The extra documentary disc.

An extra disc in the box set is entitled Marilyn Monroe: The Final Days, and contains an AMC cable television show by Patty Ivins and Kevin Burns, with narration by James Coburn. There are lots of sub-par AMC docus to be seen, but this one has substance and perspective. The unedited footage from the aborted Something's Gotta Give has been shown in ghoulish glimpses and bits for 40 years, but here we get an honest and thorough look at the entire set of raw dailies. In almost every take, Marilyn comes off as disoriented and strained, incapable of good work, for whatever reason.

It's a good docu, with frank discussions of the kind of sticky production intrigues that studios usually avoid in favor of publicity pap. The movie was intended as a remake of My Favorite Wife, and eventually done as Move Over, Darling, with Doris Day. Playing a woman with children for the first time might have begun a great central section for Monroe's career, but as the dailies make very clear, her performance is forced and distracted, not quite as pathetic as Judy Garland's for Annie Get Your Gun, but just as useless.

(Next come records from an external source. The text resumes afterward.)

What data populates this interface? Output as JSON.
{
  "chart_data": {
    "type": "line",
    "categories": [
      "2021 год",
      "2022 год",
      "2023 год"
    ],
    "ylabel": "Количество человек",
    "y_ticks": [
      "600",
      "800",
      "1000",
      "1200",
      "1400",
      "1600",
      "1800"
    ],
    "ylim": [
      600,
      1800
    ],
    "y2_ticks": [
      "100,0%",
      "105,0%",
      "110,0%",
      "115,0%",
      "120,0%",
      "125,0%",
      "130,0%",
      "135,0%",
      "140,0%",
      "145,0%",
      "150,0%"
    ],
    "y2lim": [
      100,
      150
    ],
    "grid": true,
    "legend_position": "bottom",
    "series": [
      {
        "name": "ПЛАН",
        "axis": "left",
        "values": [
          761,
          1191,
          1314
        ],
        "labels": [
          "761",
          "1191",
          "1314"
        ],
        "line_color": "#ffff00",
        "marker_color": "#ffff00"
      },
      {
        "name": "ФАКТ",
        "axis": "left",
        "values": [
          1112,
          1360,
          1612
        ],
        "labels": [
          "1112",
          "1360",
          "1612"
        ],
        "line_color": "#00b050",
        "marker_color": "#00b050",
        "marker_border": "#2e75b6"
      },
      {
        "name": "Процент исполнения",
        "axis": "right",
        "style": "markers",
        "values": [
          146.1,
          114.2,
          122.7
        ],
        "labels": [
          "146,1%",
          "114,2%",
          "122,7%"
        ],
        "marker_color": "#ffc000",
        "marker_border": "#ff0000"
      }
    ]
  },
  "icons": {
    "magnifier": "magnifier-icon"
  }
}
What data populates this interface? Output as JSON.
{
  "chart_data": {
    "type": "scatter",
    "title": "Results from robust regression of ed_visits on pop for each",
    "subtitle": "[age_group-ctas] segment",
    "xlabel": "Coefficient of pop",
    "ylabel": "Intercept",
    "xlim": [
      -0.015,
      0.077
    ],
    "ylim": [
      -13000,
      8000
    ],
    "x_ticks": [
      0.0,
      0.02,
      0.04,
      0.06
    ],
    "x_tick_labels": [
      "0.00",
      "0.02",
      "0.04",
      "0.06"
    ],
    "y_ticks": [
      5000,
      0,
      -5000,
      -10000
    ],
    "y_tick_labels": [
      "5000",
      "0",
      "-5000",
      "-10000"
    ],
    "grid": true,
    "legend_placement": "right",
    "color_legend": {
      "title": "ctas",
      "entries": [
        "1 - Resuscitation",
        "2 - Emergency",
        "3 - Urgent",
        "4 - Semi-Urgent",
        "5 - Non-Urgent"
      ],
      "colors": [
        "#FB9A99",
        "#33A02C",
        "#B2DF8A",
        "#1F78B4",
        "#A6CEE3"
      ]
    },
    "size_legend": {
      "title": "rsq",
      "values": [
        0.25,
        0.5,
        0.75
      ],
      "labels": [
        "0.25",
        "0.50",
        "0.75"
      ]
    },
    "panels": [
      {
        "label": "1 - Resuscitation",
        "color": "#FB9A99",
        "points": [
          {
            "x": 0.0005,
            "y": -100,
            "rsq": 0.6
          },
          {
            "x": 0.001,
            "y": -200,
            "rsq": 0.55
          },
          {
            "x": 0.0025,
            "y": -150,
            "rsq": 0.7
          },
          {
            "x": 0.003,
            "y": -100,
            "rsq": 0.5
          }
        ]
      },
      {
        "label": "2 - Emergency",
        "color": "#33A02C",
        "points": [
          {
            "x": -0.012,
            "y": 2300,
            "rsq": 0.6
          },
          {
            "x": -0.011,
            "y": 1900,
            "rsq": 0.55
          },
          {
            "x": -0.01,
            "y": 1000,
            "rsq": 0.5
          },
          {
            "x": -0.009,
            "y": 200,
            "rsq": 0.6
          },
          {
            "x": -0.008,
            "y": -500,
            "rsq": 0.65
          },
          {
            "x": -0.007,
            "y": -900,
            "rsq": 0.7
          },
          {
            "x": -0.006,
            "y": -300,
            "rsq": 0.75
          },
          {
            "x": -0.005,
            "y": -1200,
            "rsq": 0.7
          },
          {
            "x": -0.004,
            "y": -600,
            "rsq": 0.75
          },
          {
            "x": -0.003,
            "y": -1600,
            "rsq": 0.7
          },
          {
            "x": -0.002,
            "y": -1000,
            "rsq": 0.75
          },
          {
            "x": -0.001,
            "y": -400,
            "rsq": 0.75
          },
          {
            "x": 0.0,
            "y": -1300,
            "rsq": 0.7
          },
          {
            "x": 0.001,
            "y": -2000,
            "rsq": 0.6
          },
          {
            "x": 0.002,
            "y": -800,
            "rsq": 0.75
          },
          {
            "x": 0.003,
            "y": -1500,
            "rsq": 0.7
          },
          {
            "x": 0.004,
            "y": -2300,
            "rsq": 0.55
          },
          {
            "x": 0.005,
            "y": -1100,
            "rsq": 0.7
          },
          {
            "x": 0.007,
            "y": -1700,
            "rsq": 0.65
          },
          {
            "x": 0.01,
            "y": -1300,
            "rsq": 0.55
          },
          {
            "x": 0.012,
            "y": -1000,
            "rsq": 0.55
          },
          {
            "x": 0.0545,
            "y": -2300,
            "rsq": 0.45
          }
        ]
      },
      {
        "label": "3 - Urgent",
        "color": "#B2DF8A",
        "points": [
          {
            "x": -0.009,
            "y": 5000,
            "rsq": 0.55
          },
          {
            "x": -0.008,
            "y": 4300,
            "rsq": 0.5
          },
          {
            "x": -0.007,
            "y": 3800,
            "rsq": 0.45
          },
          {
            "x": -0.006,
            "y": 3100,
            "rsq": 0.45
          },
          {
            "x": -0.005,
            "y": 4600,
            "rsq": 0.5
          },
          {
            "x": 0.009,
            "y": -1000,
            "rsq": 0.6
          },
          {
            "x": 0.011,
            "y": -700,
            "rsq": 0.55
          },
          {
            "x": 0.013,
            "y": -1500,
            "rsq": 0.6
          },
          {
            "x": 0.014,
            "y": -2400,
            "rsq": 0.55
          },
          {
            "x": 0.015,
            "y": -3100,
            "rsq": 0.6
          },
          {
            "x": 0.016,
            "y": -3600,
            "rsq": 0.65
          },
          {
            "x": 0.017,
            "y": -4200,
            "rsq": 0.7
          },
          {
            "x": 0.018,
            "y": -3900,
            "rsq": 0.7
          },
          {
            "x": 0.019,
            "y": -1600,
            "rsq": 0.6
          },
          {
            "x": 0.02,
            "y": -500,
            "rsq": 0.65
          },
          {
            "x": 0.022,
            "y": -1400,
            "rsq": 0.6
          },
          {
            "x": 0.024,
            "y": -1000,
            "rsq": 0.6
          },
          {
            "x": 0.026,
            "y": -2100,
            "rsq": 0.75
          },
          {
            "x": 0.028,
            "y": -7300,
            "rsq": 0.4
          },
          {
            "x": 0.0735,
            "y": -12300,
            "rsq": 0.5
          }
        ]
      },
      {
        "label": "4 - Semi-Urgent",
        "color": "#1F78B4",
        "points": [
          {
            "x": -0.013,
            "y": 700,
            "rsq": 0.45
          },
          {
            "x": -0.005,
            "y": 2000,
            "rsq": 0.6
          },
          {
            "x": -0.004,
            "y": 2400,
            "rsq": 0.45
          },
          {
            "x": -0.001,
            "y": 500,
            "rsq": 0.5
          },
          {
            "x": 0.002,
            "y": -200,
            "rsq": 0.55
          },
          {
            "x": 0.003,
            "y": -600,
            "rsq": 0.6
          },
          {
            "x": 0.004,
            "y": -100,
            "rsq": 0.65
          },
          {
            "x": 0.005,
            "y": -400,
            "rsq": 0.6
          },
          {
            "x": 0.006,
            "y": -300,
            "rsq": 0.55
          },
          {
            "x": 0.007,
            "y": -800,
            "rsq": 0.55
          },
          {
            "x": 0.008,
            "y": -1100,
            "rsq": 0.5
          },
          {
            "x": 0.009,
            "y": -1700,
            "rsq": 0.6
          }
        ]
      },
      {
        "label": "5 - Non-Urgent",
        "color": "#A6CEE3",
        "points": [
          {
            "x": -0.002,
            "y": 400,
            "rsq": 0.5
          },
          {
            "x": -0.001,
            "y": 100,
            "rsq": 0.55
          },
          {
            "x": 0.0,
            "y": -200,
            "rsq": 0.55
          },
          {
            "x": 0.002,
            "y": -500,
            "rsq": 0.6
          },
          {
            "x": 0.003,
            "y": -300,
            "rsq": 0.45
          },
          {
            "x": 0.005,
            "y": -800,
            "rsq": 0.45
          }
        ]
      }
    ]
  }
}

The restoration demonstrations on each disc deserve a close look. Obviously proud of their fine work on this set, Fox does real comparisons with previous video masters, where we can plainly see beyond the color improvement to notice that some older letterboxed transfers (especially Bus Stop) had indeed been 'zoomboxed.' This was a term Savant first read in Video Watchdog, which blew the whistle on laserdisc transfers where the image was surreptitiously blown up a bit to enlarge actors' faces, and then matted back down to conform to the expected letterbox.

Even more dramatic is the digital video cleanup, when a second comparison is made between the restored film element, and the final video. All manner of scratches, splotches, printing irregularities, digs, and other blemishes have been eliminated. Yes, the film has to some extent been 'repainted', but it just plain looks great. Especially improved in all of the Eastman 'Color by Deluxe' titles are the splice points between original negative and the optical negatives of dissolves, effects, etc. In older copies of The Seven Year Itch, every time one of Tom Ewell's fantasies began or ended, a jolting color and grain shift would occur across the splice. You can still see them, but just barely. These final digital fixes are for video presentations, it must be remembered, and do not represent a real film restoration, so we hope that the negatives, etc., of these pictures are being backed up with good restored print material at the same time. This is convincing evidence of good work.


On a scale of Excellent, Good, Fair, and Poor,
Marilyn Monroe, The Diamond Collection rates:
Video: Excellent
Sound: Excellent
Supplements: Blondes = Trailers, Newsreel of Monroe and Russell @ Grauman's Chinese, Restoration Comparison, One Sheet Post Card (really a One Sheet), One Sheet (really a lobby card);
Millionaire = American, Italian, German Trailers, Newsreel of Premiere.
Business = Trailers (2 American, 1 Portuguese), Restoration Comparison, One Sheet.
Itch = AMC docu, Newsreel of preview,
Bus = Trailer, Restoration Comparison, Lobby Cards.
The Final Days = Newsreel for CinemaScope, Cleopatra trailer.